08/03/2019 – KIEM x Music Matters: International Woman’s Day Symposium
Lecture with L.J. Müller: ‘Hearing Gender Dynamics in Music’
Feminist musicologists have long struggled with normative analytical methods and seemingly neutral music conceptions that tend to exclude bodies and feelings (e.g. Cusick, McClary). Even further, feminist epistemologies, like Donna Haraway’s situated knowledge, draw into question traditional conceptions of music as objects of study. Eventually with the expansion of popular music studies, theorists found it necessary to widen established perspectives and conceptions of music, to forge models which focus more on relations between subjects and sounds (e.g. DeNora, Shepherd/Wicke, Wicke). Yet still conceptions related to gender alongside wide-spread examples of sexism seem difficult to grasp when considering the more ephemeral qualities of sound. Therefore, from a feminist standpoint, the question arises whether normative conceptions of music and analytical methods might still tend to veil aspects of music that are relevant for the reproduction of gendered inequalities.

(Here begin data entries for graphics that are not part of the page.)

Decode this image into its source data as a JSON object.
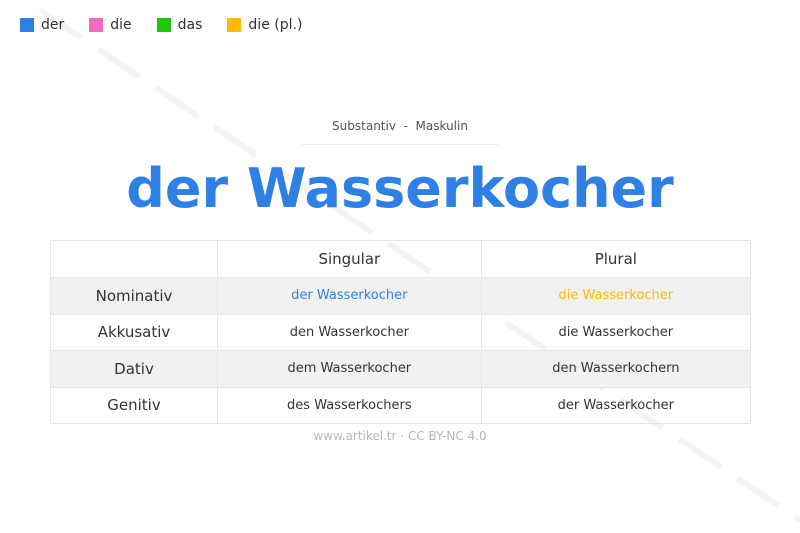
{
  "legend": [
    {
      "label": "der",
      "color": "#2f80e4"
    },
    {
      "label": "die",
      "color": "#f06bc0"
    },
    {
      "label": "das",
      "color": "#22c40c"
    },
    {
      "label": "die (pl.)",
      "color": "#ffbb00"
    }
  ],
  "watermark": "artikel.tr - artikel.tr - artikel.tr - artikel.tr - artikel.tr - artikel.tr",
  "subtitle": "Substantiv  -  Maskulin",
  "title": "der Wasserkocher",
  "table": {
    "headers": [
      "",
      "Singular",
      "Plural"
    ],
    "rows": [
      {
        "case": "Nominativ",
        "singular": "der Wasserkocher",
        "plural": "die Wasserkocher",
        "singular_color": "#2f80e4",
        "plural_color": "#ffbb00"
      },
      {
        "case": "Akkusativ",
        "singular": "den Wasserkocher",
        "plural": "die Wasserkocher"
      },
      {
        "case": "Dativ",
        "singular": "dem Wasserkocher",
        "plural": "den Wasserkochern"
      },
      {
        "case": "Genitiv",
        "singular": "des Wasserkochers",
        "plural": "der Wasserkocher"
      }
    ]
  },
  "footer": "www.artikel.tr · CC BY-NC 4.0"
}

In my presentation, I first pose questions about the (possible) aims of music analysis and then deliver a feminist critique of normative conceptions. Inspired by a feminist approach, I’ll discuss some alternatives and propose new ways of hearing gender and sexist dynamics in the sound through representative examples of popular music. With these examples, I argue that a male gaze and performative gender production continually takes place in music and can be meaningfully discussed not only through socio-cultural contexts but also within forms of music analysis. I not only hope to broaden the understanding of the cultural re-/production of sexist dynamics embedded in sound, but also to increase reflexivity about music-analytical tools and to motivate creativity in the finding of alternatives.